There are many functions that might be chosen, I would choose a sine or cosine function. The choice between sine and cosine is usually best done on whether you want the initial value of the function to be 0 (sine) or 1 (cosine). Here, we start at the average value, so we are better off starting with sine. The amplitude of the sine function needs to be the change from the average value (positive or negative) or .35, since the sine of 0, pi, 2pi, 3pi ... is 0, we need to move the center line of the sine function up by 4.4, the average value of the magnitude. Finally, we need multiply the time value in order to adjust the time into the appropriate radian measure for the 5.4 day period.

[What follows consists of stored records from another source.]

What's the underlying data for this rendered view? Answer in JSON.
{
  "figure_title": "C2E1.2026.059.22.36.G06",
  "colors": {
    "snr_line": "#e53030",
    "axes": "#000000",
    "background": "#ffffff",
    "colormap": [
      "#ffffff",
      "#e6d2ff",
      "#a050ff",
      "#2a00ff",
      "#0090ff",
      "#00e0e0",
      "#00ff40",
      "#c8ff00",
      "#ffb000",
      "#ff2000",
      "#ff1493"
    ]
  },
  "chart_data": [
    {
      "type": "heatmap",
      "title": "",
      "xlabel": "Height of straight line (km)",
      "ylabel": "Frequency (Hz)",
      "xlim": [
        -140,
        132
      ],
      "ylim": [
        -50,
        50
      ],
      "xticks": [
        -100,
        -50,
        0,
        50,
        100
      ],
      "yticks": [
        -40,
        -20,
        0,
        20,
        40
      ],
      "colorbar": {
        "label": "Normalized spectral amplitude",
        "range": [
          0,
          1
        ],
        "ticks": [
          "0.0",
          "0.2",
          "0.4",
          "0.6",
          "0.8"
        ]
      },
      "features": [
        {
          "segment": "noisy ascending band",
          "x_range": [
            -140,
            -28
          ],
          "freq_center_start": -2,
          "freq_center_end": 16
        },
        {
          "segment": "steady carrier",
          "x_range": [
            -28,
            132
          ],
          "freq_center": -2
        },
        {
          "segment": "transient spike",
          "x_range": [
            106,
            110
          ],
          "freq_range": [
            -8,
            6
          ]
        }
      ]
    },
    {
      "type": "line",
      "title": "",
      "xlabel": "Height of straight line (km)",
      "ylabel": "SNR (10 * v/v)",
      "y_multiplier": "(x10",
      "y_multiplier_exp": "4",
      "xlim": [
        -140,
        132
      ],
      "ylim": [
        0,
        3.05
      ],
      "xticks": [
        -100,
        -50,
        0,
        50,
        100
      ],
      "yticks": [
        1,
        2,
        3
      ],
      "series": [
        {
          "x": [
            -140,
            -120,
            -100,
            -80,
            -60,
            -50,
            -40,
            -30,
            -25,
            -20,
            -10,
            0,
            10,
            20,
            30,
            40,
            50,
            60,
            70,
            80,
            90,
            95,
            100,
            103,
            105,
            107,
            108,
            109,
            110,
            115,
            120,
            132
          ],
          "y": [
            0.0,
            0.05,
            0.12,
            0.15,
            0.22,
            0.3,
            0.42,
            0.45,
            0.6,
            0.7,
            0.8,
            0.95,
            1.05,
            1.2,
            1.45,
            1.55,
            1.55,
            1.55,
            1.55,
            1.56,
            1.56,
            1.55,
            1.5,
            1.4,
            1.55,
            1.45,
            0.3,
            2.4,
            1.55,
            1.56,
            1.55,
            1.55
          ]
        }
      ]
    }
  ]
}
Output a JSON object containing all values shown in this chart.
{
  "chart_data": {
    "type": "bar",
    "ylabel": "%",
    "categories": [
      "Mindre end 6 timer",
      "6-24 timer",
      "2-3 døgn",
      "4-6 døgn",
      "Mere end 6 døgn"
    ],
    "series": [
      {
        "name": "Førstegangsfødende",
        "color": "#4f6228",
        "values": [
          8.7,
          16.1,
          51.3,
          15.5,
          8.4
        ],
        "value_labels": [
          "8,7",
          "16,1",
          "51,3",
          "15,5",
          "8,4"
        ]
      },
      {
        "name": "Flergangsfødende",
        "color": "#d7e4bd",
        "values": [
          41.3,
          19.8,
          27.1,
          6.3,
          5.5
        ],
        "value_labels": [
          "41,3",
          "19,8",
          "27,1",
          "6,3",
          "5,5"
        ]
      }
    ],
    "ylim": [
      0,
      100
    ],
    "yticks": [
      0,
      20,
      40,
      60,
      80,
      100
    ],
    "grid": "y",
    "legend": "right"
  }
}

So we want
0 days -> 0 radians
1.35 days -> pi/2 radians
2.7 days -> pi radians
4.05 days -> 3pi/2 radians
5.4 days -> 2pi radians
So we need to divide each time value by half the period (2.7) and multiply it by pi or pi/2.7.
Thus, the best sinusoidal equation is
M = .35 sin (t • pi/2.7) + 4.4
This assumes that a magnitude of 4.75 is brighter than 4.4, which would be brighter than 4.05. If magnitude works the other way, then all you need to do is change the sign or the equation, i.e.
M = -.35 sin (t • pi/2.7) + 4.4